‘Bloody’ PETA ‘Reptile’ to Protest Hermès Horror: Live Animals Sawed Open on Supplier’s Farm
Bodypainted ‘Crocodile’ Will Highlight Miserable Lives and Deaths of Reptiles Who Become ‘Luxury’ Watchbands and Birkin Bags
For Immediate Release:
August 11, 2015
Contact:
Sophia Charchuk 202-483-7382
Shoppers at Costa Mesa’s South Coast Plaza will get an eyeful on Wednesday as a PETA “reptile” lies in a pool of “blood” outside retailer Hermès’ storefront. Painted to look like a crocodile and flanked by a banner proclaiming, “Hermès: Accessories to Murder,” the protester will call on consumers not to buy the skins of tormented animals, whose plight PETA—whose motto reads, in part, that “animals are not ours to wear”—brought to light in a recent investigation that was reported by CBSNews.com.
Where: Hermès, South Coast Plaza (at the outdoor Hermès entrance near the southwest corner of the north parking structure off Town Center Drive), Costa Mesa
When: Wednesday, August 12, 12 p.m.
“PETA’s exposé of Hermès suppliers in the U.S. and Africa reveals that every Hermès watchband or Birkin bag means a living, feeling being experienced a miserable life and a ghastly death,” says PETA President Ingrid Newkirk. “People pay thousands of dollars for such accessories, but the reptiles on these cruel and disgusting factory farms are paying the real price.”

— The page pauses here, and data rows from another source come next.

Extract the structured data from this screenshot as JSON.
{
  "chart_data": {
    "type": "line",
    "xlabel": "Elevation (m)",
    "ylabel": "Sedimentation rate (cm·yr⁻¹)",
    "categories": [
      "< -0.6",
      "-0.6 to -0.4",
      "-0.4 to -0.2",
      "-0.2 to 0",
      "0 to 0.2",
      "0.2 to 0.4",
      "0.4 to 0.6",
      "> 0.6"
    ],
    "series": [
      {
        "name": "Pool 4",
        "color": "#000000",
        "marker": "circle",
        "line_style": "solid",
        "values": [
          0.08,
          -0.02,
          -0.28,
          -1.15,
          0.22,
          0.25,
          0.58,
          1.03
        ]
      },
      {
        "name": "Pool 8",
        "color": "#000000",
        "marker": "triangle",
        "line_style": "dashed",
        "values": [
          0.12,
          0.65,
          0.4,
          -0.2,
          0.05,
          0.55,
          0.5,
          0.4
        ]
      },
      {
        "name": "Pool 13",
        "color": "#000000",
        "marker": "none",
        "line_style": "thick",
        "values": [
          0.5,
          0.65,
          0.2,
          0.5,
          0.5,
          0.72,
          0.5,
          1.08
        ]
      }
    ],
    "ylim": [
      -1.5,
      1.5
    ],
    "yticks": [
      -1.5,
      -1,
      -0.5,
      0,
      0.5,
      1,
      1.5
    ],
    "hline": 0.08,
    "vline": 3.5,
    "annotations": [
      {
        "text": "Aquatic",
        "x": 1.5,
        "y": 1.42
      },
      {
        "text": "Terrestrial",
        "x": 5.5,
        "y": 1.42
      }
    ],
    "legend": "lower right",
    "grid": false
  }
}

PETA’s investigator documented the mistreatment of alligators on a filthy Texas farm that supplies Hermès. After a captive-bolt gun at the facility was believed to be malfunctioning, the manager told a worker to cut into hundreds of live and fully conscious alligators and try to dislocate their vertebrae and then shove a metal rod up their spinal columns. Some reptiles were writhing minutes after their necks were sawed open with a knife or box cutter in a crude effort to slaughter them—all for $2,000 watchbands. Footage captured in Zimbabwe showed that thousands of crocodiles were crowded into unnatural, barren concrete pits for $40,000-plus Birkin and Kelly bags.